My social butterfly is doing well with other kids. I noticed how much daycare has changed him when his one little friend came over for a playdate. Wyatt basically went up to him and gave him a hug. Before starting daycare, he was much more apprehensive about other kids.  He totally loves being around people, but sometimes needs his quiet time too. The daycare ladies have told me that he doesn’t like it when other kids are upset or if it’s too loud after his nap time. I joke this is his sensitive nature coming out.

The sickness trend continues. Wyatt’s been sick every other week since starting daycare. Last week was pink eye. I’ve never been so sick myself. I know I need to focus on self care a bit more (translation: not working late nights) to ensure I keep us both healthy.

Wyatt started taking steps about a month ago. He’s not walking all the time yet, but he definitely is walking unassisted. He’s so proud of himself for learning how to do it.

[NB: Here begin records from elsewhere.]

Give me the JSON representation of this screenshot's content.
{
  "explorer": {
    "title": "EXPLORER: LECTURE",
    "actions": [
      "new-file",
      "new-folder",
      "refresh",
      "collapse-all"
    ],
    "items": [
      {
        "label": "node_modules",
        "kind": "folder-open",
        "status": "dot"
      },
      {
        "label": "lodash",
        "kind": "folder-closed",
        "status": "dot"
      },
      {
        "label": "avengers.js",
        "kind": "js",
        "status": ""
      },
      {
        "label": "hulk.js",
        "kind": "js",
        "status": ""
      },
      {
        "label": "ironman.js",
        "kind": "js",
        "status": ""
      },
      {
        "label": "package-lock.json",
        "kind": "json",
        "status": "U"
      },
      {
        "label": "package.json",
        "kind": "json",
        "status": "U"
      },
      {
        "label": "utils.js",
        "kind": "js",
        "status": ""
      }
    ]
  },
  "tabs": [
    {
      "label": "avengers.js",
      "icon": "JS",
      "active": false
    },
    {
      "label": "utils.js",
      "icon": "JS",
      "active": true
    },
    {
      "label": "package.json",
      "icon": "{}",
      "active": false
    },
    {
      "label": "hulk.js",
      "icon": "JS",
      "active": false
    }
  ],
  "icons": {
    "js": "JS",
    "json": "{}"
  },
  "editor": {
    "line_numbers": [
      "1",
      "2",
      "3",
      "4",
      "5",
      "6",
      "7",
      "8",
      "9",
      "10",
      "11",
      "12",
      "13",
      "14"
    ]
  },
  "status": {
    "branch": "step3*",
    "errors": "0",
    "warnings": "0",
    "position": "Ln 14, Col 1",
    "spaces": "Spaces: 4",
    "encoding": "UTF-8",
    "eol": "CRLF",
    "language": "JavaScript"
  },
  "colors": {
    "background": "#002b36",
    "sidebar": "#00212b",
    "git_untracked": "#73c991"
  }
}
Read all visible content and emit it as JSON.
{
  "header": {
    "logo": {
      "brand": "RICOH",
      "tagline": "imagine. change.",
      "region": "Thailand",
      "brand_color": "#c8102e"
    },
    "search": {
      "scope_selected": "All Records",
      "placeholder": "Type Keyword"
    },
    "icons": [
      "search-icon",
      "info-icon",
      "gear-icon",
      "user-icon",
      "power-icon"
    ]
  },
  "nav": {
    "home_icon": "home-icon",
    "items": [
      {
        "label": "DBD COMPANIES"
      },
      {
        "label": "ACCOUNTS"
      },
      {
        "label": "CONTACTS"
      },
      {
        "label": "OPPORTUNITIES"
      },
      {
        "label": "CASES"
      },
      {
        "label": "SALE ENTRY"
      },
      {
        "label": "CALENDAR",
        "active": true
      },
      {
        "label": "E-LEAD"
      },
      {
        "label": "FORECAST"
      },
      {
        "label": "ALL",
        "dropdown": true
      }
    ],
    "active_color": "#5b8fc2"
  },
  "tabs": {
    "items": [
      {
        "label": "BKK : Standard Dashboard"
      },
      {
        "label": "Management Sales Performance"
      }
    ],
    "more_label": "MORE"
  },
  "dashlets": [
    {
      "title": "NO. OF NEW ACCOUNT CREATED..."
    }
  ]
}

He’s also turned into a major bookworm. His favourite activity is reading. He has books in our bedroom, the living room, the kitchen, the bathroom, the car – basically everywhere. The first thing he does every morning is reach for a book. It warms my heart to see him  so engaged in reading. He would rather read a book than watch tv.  If he’s having a bad day or I REALLY need to get something done, I’ll sometimes stream Sesame Street for him.

He’s also talking quite a bit more. His vocabulary includes, “Mama, Dada, Max, Bella, Buh-bye, Uh-oh, What, Yeah..” and he makes a few animal sounds, like “Baaa, Mooo, Eeekeek (monkey).” He also blows kisses which is something daycare taught him. ❤

Guess what? We are still co-sleeping, cloth diapering and breastfeeding (bet you didn’t see that one coming – haha!). I am doing good at keeping up with pumped bottles for daycare, so we haven’t done any transition to milk yet.

I miss my little baby. I often look at photos of Wyatt when he was fresh and wish I could hold him like that again. But, I’m amazed at the smart, caring and sensitive little boy he’s becoming.

As for me, I’m good. Life is crazy right now. I’m working on finding balance. It’s been an enlightening process running my own business.These days I’m focused on clarity, intention and boundaries. I’m learning a lot – especially how to trust in the flow of life . That sense of trust is definitely something I acquired after facing infertility.  My type A personality has shifted.

I’m also living more in the moment. We spent so long – so many years – focused on trying to get our baby here. I want to soak up these moments before we blink and he’s all grown up. We booked a family vacation next month to Florida. We’re meeting my brother and his family there. Wyatt will get to play with his cousins and we can visit with some of my husband’s family who live nearby as well. I’ve never taken a trip like this – especially not one that was booked so spontaneously. It feels great to know I can do this and that I can set my own schedule to make it happen.

Life is good. I am so blessed. ❤

 

 

And some things stay the same… 

I still frequently go to acupuncture. My acupuncturist is an amazing woman who has helped me on so many levels beyond just fertility. 

Today at my appointment, I told her that I’ve just been exhausted lately. I attributed it to staying up past midnight for a week straight, being the Mom of a one year old, running my own business, the change in seasons and you know, the full moon. 

She asked if there was a possibility I could be pregnant. 

I told her there was a chance –  isn’t there always when you aren’t using birth control? – but it was like a 0.01% chance.

 My gut said not pregnant. 

Well… 

Curiosity always gets the best of me. 

I dug around in the bathroom cupboard and found an ultra sensitive pregnancy test. You know one of ones from my ectopic days that literally detect anything. It was even expired. 

I peed on it anyway. 

Do you get where this is going? 

I ain’t no magical unicorn. I’m just a regular (in)fertile woman who can’t resist the urge to POAS. 

I still don’t have my period one year postpartum due to breastfeeding. I clearly need to get to bed earlier and listen to my gut. 

Whomp. Whomp. Whomp. 

Hi single red line! I didn’t miss you, you little bitch.